Hamilton Canada West

Defunct pre-Confederation electoral district
- Legislature: Legislative Assembly of the Province of Canada
- District created: 1841
- District abolished: 1867
- First contested: 1841
- Last contested: 1863

= Hamilton (Province of Canada electoral district) =

Province of Canada electoral district

Hamilton was an electoral district of the Legislative Assembly of the Parliament of the Province of Canada, in Canada West, based on the town of Hamilton. It was created in 1841, upon the establishment of the Province of Canada by the union of Upper Canada and Lower Canada. Hamilton was represented by one member in the Legislative Assembly. It was abolished in 1867, upon the creation of Canada and the province of Ontario.

== Boundaries ==

Hamilton electoral district was based largely on the municipal boundaries of the town of Hamilton, located at the western end of Lake Ontario in the central area of Canada West (now the province of Ontario). Hamilton was the major centre of the electoral district.

The Union Act, 1840 merged the two provinces of Upper Canada and Lower Canada into the Province of Canada, with a single Parliament. The separate parliaments of Lower Canada and Upper Canada were abolished. The Union Act provided that the town of Hamilton would constitute one electoral district in the Legislative Assembly of the new Parliament, but gave the Governor General of the Province of Canada the power to draw the boundaries for the electoral district.

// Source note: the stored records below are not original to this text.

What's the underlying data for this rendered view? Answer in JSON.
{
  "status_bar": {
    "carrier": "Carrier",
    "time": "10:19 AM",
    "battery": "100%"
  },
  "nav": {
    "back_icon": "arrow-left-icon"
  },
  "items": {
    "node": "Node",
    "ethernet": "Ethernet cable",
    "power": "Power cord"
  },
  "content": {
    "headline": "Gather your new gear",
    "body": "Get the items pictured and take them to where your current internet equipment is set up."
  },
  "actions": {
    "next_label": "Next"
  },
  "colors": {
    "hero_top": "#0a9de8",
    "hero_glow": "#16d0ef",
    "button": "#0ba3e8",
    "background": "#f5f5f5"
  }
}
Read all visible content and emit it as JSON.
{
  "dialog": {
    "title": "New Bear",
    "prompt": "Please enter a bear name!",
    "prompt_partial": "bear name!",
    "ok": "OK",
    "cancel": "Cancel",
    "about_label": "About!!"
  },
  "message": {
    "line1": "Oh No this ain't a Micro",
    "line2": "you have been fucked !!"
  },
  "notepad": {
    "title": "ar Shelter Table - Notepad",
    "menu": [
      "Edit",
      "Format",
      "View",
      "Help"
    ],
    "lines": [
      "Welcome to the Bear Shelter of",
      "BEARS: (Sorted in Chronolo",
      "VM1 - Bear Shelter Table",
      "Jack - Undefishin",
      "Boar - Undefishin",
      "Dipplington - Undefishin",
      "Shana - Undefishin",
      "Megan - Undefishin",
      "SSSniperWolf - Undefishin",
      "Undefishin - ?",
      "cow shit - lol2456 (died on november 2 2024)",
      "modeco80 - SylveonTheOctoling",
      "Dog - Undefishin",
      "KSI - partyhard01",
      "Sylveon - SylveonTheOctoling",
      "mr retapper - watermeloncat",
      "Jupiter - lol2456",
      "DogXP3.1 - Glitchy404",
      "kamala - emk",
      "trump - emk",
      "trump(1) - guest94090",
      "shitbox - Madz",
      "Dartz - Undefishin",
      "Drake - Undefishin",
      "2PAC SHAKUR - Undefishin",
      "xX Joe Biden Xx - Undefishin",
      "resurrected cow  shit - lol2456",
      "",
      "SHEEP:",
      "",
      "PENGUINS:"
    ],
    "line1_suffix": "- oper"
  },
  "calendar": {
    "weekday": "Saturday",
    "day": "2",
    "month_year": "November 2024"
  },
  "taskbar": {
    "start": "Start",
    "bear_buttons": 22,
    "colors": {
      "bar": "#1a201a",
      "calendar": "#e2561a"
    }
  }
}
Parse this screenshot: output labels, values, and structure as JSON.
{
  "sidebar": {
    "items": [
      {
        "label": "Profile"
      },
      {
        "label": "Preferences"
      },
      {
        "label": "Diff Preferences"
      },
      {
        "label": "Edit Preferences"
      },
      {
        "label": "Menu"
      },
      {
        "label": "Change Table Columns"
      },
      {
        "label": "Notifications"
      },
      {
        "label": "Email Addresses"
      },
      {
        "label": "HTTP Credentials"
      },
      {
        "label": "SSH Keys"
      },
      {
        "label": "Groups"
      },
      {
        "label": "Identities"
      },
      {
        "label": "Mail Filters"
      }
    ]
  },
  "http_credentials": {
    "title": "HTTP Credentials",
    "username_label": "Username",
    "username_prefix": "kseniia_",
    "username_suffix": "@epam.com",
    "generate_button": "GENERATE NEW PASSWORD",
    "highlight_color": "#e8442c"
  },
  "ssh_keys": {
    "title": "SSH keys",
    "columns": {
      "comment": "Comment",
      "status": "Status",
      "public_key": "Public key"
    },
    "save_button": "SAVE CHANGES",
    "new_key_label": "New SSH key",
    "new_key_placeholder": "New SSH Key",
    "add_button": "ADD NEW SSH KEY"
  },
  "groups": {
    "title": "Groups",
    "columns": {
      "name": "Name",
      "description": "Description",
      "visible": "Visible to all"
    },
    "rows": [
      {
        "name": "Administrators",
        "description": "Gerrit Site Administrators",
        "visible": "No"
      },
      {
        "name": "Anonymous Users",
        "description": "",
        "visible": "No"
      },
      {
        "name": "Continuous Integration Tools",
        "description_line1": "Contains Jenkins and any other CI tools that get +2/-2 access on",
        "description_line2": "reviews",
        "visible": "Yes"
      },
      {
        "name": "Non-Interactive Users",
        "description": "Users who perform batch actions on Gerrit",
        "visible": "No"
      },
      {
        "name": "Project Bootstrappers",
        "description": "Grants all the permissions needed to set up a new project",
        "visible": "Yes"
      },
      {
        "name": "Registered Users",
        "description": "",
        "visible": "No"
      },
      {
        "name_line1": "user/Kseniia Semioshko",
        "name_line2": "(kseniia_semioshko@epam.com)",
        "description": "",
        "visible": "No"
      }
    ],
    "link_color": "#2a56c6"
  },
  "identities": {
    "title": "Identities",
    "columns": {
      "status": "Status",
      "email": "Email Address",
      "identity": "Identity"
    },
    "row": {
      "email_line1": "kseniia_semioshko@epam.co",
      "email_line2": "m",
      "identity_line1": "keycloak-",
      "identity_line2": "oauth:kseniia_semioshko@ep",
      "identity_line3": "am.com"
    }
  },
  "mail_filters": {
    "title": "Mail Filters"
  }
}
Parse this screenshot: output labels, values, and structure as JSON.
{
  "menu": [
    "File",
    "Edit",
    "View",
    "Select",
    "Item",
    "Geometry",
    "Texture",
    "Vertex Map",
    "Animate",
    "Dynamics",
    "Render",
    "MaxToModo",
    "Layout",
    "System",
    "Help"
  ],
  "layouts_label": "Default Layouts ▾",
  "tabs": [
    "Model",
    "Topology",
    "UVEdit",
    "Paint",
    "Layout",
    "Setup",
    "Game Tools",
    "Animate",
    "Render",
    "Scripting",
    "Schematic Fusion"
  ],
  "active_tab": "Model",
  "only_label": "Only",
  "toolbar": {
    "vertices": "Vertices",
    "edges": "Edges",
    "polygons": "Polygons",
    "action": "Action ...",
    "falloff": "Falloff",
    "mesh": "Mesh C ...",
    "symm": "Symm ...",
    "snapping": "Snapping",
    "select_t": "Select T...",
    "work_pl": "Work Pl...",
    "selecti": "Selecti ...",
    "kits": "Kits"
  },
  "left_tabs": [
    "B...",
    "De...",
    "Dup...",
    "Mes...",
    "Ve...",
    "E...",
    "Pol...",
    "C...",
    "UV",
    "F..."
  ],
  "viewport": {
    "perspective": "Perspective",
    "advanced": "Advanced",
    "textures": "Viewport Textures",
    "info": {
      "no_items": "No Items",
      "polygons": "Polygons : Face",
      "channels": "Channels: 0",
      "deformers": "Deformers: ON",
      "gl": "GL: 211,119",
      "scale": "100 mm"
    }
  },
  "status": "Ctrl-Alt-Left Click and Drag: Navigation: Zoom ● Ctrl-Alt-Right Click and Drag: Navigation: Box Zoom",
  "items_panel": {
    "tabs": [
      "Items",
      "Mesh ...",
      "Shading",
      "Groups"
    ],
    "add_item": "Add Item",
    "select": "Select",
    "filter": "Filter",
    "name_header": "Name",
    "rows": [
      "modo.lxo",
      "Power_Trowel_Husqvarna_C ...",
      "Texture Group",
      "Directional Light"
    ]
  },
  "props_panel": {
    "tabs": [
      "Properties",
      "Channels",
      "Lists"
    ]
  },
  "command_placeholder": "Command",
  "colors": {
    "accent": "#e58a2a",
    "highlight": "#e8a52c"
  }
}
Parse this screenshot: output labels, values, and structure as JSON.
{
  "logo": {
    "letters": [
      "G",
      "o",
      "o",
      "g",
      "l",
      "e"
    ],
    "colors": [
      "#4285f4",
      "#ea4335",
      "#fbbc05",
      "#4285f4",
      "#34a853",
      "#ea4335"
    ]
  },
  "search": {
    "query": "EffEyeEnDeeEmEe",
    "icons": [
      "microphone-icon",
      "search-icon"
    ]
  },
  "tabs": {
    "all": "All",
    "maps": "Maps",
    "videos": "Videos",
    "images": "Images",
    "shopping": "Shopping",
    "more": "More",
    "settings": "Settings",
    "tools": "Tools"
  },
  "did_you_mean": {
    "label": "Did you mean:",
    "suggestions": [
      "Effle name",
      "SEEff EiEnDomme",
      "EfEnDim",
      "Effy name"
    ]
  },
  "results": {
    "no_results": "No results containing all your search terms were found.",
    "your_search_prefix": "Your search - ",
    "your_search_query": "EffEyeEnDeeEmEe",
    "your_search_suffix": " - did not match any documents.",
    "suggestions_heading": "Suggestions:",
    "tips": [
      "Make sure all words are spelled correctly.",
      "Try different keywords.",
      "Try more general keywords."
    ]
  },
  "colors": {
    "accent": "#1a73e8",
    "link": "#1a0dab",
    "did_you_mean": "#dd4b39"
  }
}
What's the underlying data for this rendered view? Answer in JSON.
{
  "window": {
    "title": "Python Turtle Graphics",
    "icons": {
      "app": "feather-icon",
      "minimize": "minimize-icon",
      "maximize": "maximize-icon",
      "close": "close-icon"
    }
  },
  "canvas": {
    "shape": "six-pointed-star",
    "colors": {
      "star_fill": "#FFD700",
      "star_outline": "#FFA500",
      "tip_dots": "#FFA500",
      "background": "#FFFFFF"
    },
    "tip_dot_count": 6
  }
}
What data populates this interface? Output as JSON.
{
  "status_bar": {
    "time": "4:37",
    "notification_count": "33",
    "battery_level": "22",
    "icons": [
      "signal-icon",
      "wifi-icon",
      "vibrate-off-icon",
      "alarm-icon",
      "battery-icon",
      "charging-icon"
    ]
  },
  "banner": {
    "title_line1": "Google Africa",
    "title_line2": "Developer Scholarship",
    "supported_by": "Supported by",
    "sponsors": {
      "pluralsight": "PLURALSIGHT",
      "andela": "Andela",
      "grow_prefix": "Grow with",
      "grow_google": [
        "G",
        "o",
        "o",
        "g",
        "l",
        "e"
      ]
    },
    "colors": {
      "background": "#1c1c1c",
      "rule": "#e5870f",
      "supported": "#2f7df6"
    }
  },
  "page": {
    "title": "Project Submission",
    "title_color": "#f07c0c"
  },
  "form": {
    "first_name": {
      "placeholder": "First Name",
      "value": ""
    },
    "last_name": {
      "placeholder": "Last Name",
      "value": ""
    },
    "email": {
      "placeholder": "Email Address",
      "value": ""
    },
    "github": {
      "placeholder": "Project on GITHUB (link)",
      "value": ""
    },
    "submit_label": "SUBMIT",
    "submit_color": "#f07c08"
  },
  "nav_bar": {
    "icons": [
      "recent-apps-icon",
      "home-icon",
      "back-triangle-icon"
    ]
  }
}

The first Governor General, Lord Sydenham, issued a proclamation shortly after the formation of the Province of Canada in early 1841, establishing the boundaries for the electoral district:

The Town of Hamilton shall be bounded and limited as follows:—commencing at the north-east corner of broken lot number thirteen, in the first concession of the Township of Barton, at the water's edge of Burlington Bay; thence along the shore of the said Bay, to the north-west corner of lot number sixteen; thence southerly along the allowance for road between lots numbers sixteen and seventeen, to the allowance for road in rear of the third concession; thence easterly along the said allowance, to the allowance for road between lots numbers thirteen and twelve; thence along the said allowance to Burlington Bay, to the place of beginning.

== Members of the Legislative Assembly ==

Hamilton was represented by one member in the Legislative Assembly. The following were the members for Hamilton.

| Parliament | Years | Member |  | Party |
|---|---|---|---|---|
| 1st Parliament 1841–1844 | 1841–1844 | Sir Allan MacNab |  | Unionist; Compact Tory |

== Abolition ==

The district was abolished on July 1, 1867, when the British North America Act, 1867 came into force, creating Canada and splitting the Province of Canada into Quebec and Ontario. It was succeeded by electoral districts of the same name in the House of Commons of Canada and the Legislative Assembly of Ontario.